The Visayan spotted deer was born over the weekend at Edinburgh Zoo and it is the first time the species has bred there.
Listed as endangered on the IUCN Red List, it is believed to be one of the rarest and most narrowly distributed mammals in the world.
The Visayan spotted deer, also known as the Philippine spotted deer, is found only on the Western Visayan islands of the central Philippines.
Jo Elliott, animal collections manager at the zoo, said: "The young calf is doing very well and is already able to keep up with its parents.
"The female calf has yet to be named by keepers, but she is already stealing visitors' hearts with her large, blue eyes.
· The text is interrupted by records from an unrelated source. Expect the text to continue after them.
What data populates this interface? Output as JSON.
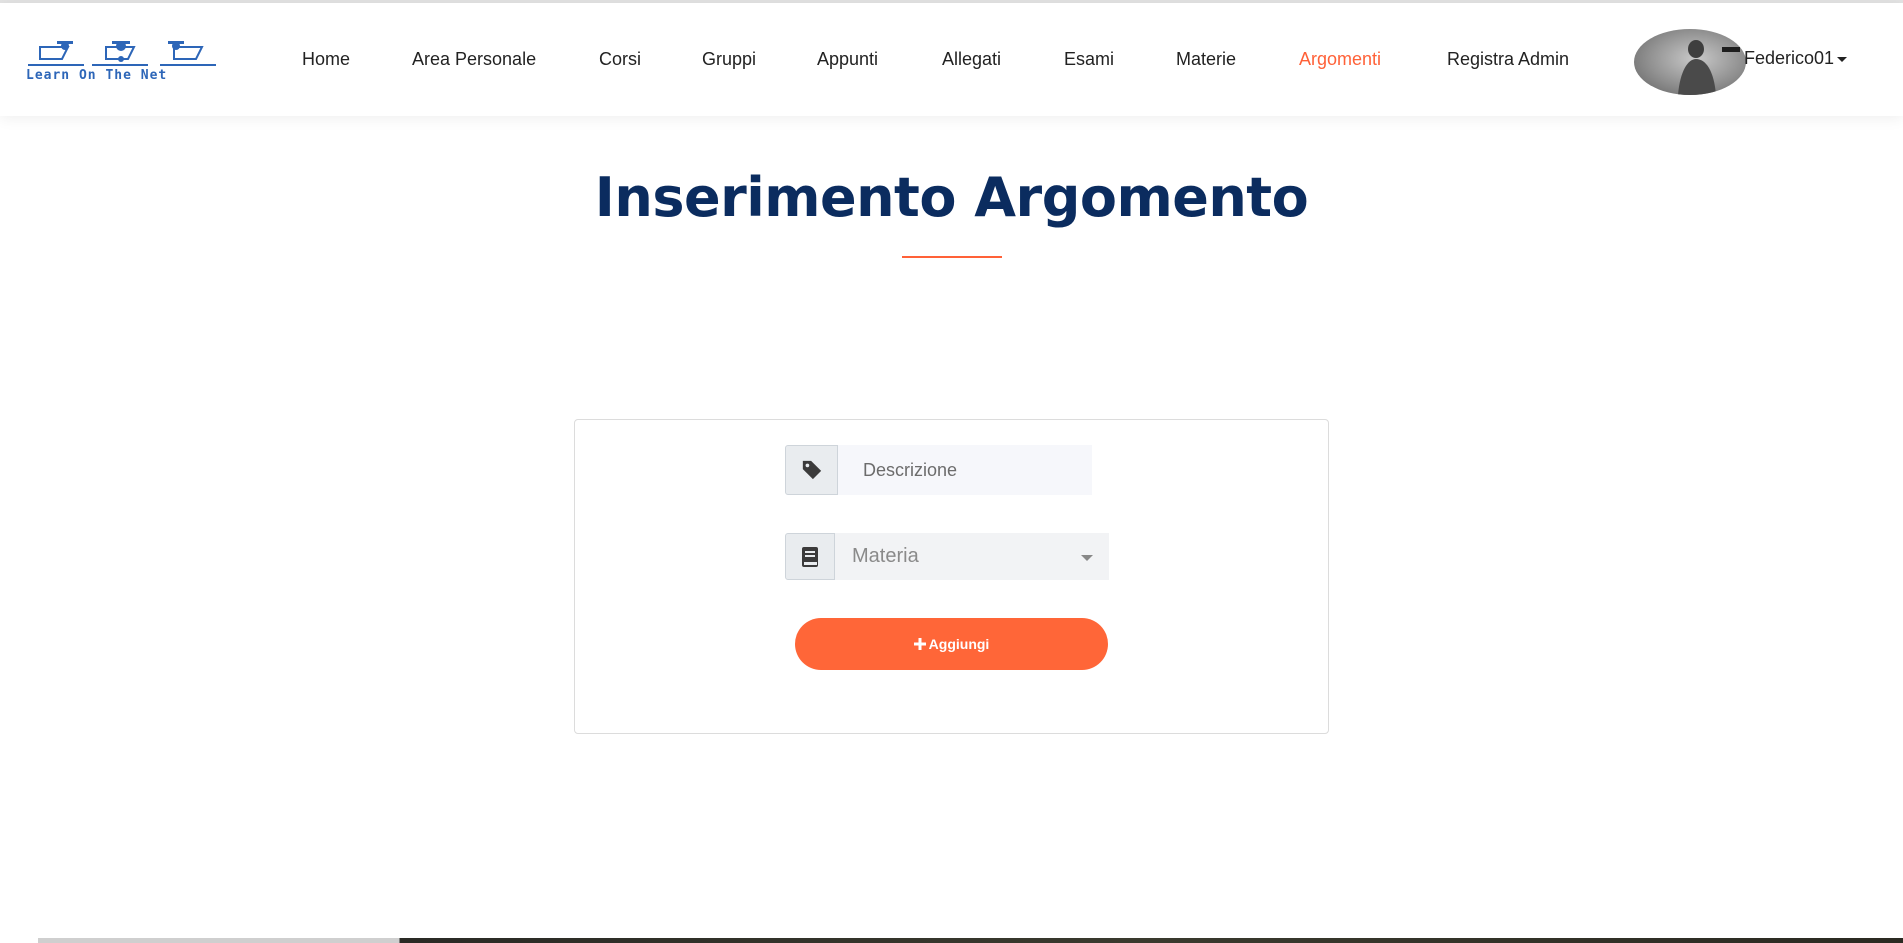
{
  "logo": {
    "text": "Learn On The Net"
  },
  "nav": {
    "items": [
      {
        "label": "Home",
        "active": false
      },
      {
        "label": "Area Personale",
        "active": false
      },
      {
        "label": "Corsi",
        "active": false
      },
      {
        "label": "Gruppi",
        "active": false
      },
      {
        "label": "Appunti",
        "active": false
      },
      {
        "label": "Allegati",
        "active": false
      },
      {
        "label": "Esami",
        "active": false
      },
      {
        "label": "Materie",
        "active": false
      },
      {
        "label": "Argomenti",
        "active": true
      },
      {
        "label": "Registra Admin",
        "active": false
      }
    ],
    "user": {
      "name": "Federico01"
    }
  },
  "page": {
    "title": "Inserimento Argomento"
  },
  "form": {
    "descrizione": {
      "placeholder": "Descrizione",
      "icon": "tag-icon"
    },
    "materia": {
      "selected": "Materia",
      "icon": "book-icon"
    },
    "submit": {
      "label": "Aggiungi",
      "icon": "plus-icon"
    }
  },
  "colors": {
    "accent": "#ff6138",
    "title": "#0b2c5f"
  }
}
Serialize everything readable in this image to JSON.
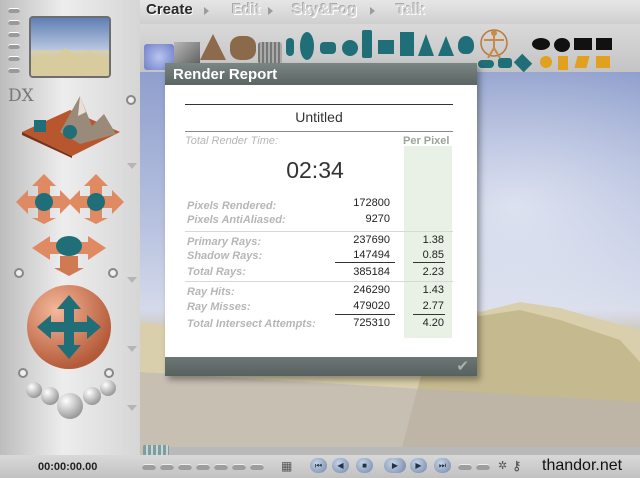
{
  "menu": {
    "create": "Create",
    "edit": "Edit",
    "sky_fog": "Sky&Fog",
    "talk": "Talk"
  },
  "report": {
    "title": "Render Report",
    "document_name": "Untitled",
    "total_render_time_label": "Total Render Time:",
    "per_pixel_label": "Per Pixel",
    "render_time": "02:34",
    "rows": {
      "pixels_rendered": {
        "label": "Pixels Rendered:",
        "value": "172800"
      },
      "pixels_antialiased": {
        "label": "Pixels AntiAliased:",
        "value": "9270"
      },
      "primary_rays": {
        "label": "Primary Rays:",
        "value": "237690",
        "per_pixel": "1.38"
      },
      "shadow_rays": {
        "label": "Shadow Rays:",
        "value": "147494",
        "per_pixel": "0.85"
      },
      "total_rays": {
        "label": "Total Rays:",
        "value": "385184",
        "per_pixel": "2.23"
      },
      "ray_hits": {
        "label": "Ray Hits:",
        "value": "246290",
        "per_pixel": "1.43"
      },
      "ray_misses": {
        "label": "Ray Misses:",
        "value": "479020",
        "per_pixel": "2.77"
      },
      "total_intersect": {
        "label": "Total Intersect Attempts:",
        "value": "725310",
        "per_pixel": "4.20"
      }
    },
    "done_icon": "check-icon"
  },
  "bottom": {
    "timecode": "00:00:00.00",
    "watermark": "thandor.net"
  },
  "colors": {
    "titlebar": "#6f7a78",
    "per_pixel_column": "#e9f1e7",
    "shape_teal": "#1f6e78",
    "menu_active": "#2a2a2a"
  }
}
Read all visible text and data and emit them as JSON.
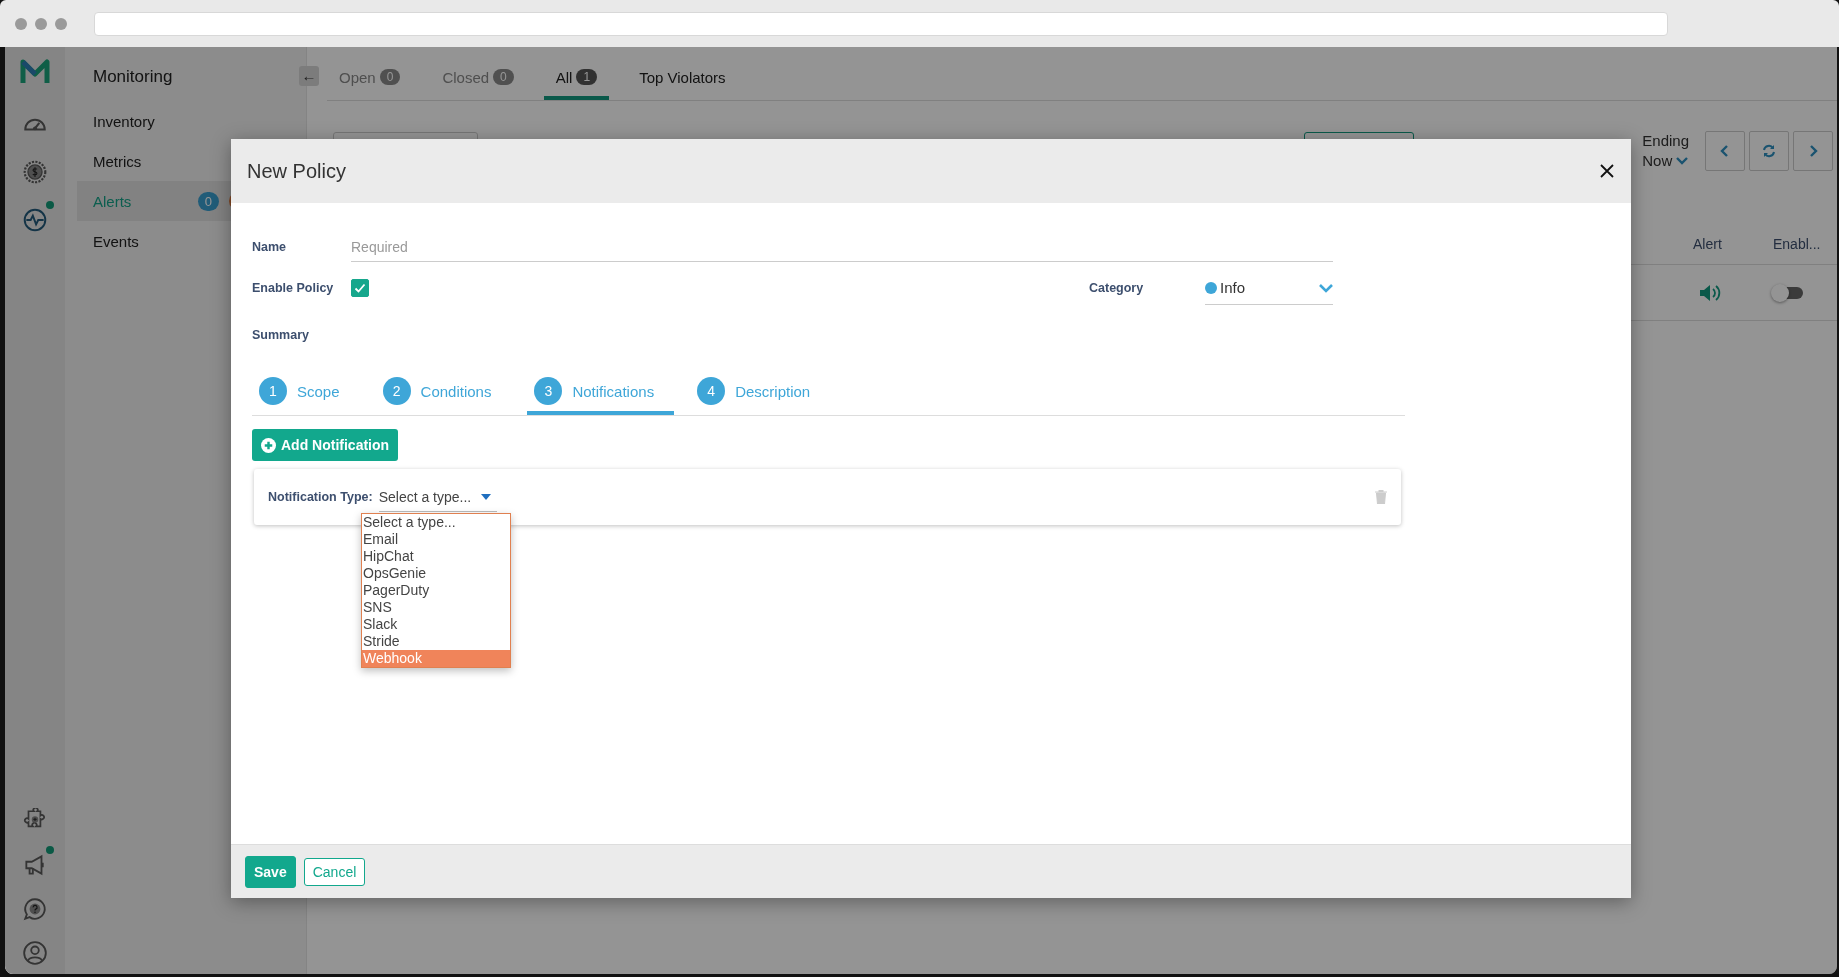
{
  "rail": {
    "top": [
      {
        "kind": "gauge",
        "dot": false
      },
      {
        "kind": "dollar",
        "dot": false
      },
      {
        "kind": "pulse",
        "dot": true
      }
    ],
    "bottom": [
      {
        "kind": "puzzle",
        "dot": false
      },
      {
        "kind": "megaphone",
        "dot": true
      },
      {
        "kind": "help",
        "dot": false
      },
      {
        "kind": "user",
        "dot": false
      }
    ]
  },
  "sidebar": {
    "title": "Monitoring",
    "items": [
      {
        "label": "Inventory",
        "selected": false
      },
      {
        "label": "Metrics",
        "selected": false
      },
      {
        "label": "Alerts",
        "selected": true,
        "badge": "0"
      },
      {
        "label": "Events",
        "selected": false
      }
    ]
  },
  "back_button": "←",
  "tabs": [
    {
      "label": "Open",
      "count": "0",
      "selected": false
    },
    {
      "label": "Closed",
      "count": "0",
      "selected": false
    },
    {
      "label": "All",
      "count": "1",
      "selected": true
    },
    {
      "label": "Top Violators",
      "selected": false
    }
  ],
  "toolbar": {
    "ending_label": "Ending",
    "ending_value": "Now"
  },
  "table": {
    "columns": [
      "Alert",
      "Enabl..."
    ],
    "rows": [
      {
        "enabled": false
      }
    ]
  },
  "modal": {
    "title": "New Policy",
    "name_label": "Name",
    "name_placeholder": "Required",
    "enable_label": "Enable Policy",
    "enable_checked": true,
    "category_label": "Category",
    "category_value": "Info",
    "summary_label": "Summary",
    "steps": [
      {
        "number": "1",
        "label": "Scope",
        "selected": false
      },
      {
        "number": "2",
        "label": "Conditions",
        "selected": false
      },
      {
        "number": "3",
        "label": "Notifications",
        "selected": true
      },
      {
        "number": "4",
        "label": "Description",
        "selected": false
      }
    ],
    "add_button": "Add Notification",
    "notification": {
      "label": "Notification Type:",
      "value": "Select a type...",
      "options": [
        {
          "label": "Select a type...",
          "highlighted": false
        },
        {
          "label": "Email",
          "highlighted": false
        },
        {
          "label": "HipChat",
          "highlighted": false
        },
        {
          "label": "OpsGenie",
          "highlighted": false
        },
        {
          "label": "PagerDuty",
          "highlighted": false
        },
        {
          "label": "SNS",
          "highlighted": false
        },
        {
          "label": "Slack",
          "highlighted": false
        },
        {
          "label": "Stride",
          "highlighted": false
        },
        {
          "label": "Webhook",
          "highlighted": true
        }
      ]
    },
    "save_button": "Save",
    "cancel_button": "Cancel"
  }
}
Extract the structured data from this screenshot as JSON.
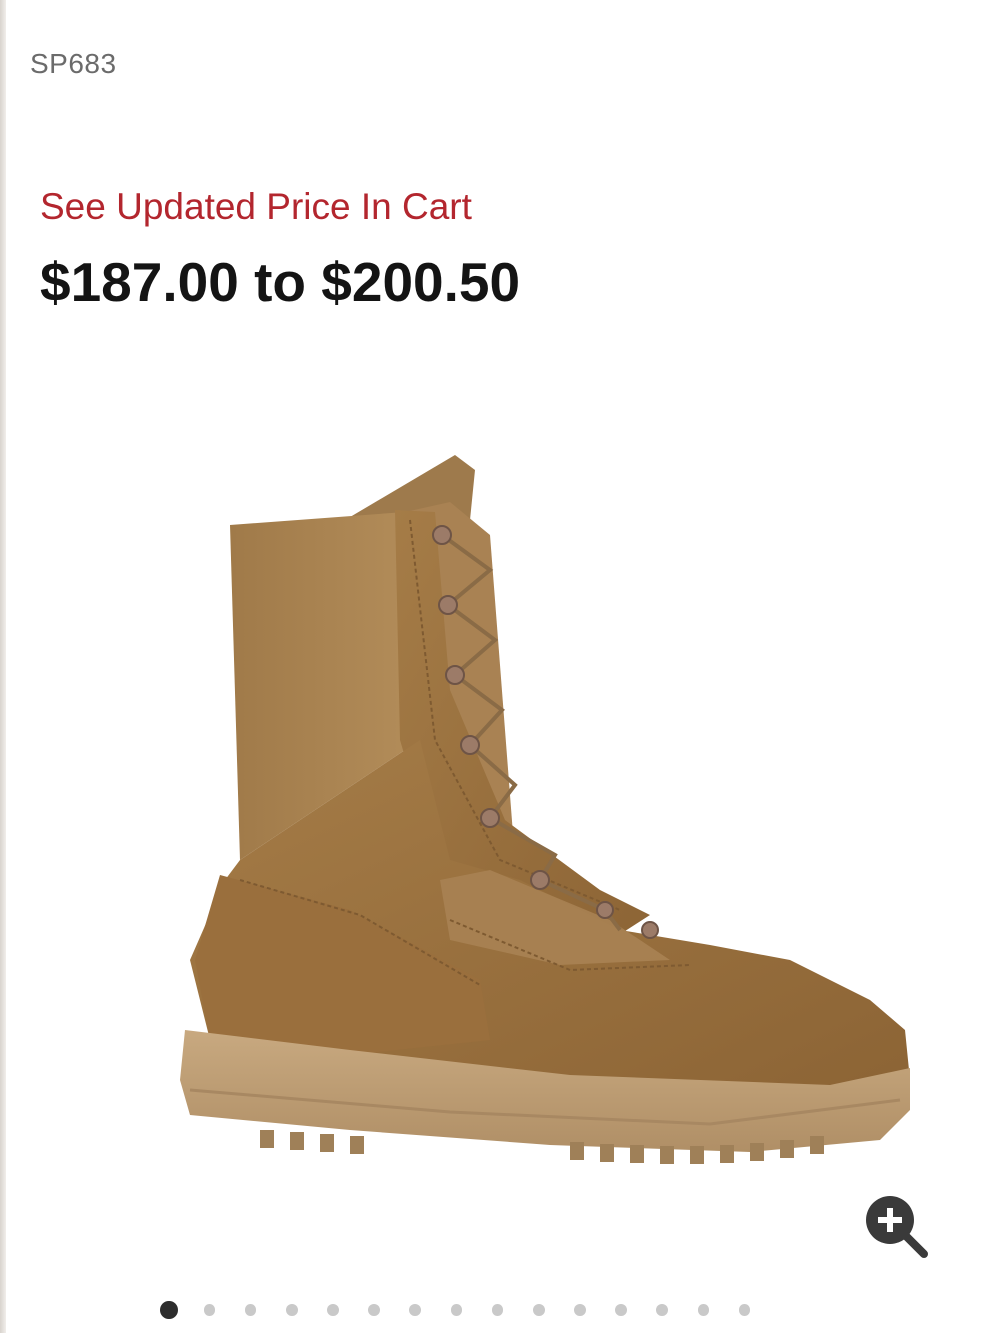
{
  "product": {
    "sku": "SP683",
    "promo_text": "See Updated Price In Cart",
    "price_range": "$187.00 to $200.50",
    "image": {
      "subject": "coyote tan combat boot",
      "colors": {
        "upper_suede": "#9a7240",
        "upper_nylon": "#a98250",
        "sole": "#c4a47c",
        "laces": "#8a6b46",
        "eyelets": "#9c7b68"
      }
    }
  },
  "gallery": {
    "zoom_icon": "zoom-in-icon",
    "dot_count": 15,
    "active_index": 0
  },
  "colors": {
    "accent": "#b3262e",
    "price_text": "#141414"
  }
}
She has quite a woolly coat and her white spots are already very prominent.
"This is the first Visayan deer calf to be born at the zoo, so we are extremely happy. The birth of this deer will play an important role in the conservation of this increasingly threatened species, helping to safeguard it from complete extinction."
Visayan deer are quite short-legged animals, with adults only reaching 80cm in height and around 80kg in weight.
The zoo said that wild populations of Visayan spotted deer are fragmented in their limited habitat, with numbers continuing to decline.
The main threats to the species are hunting and the loss of habitat due to land being increasingly used for agriculture and deforestation.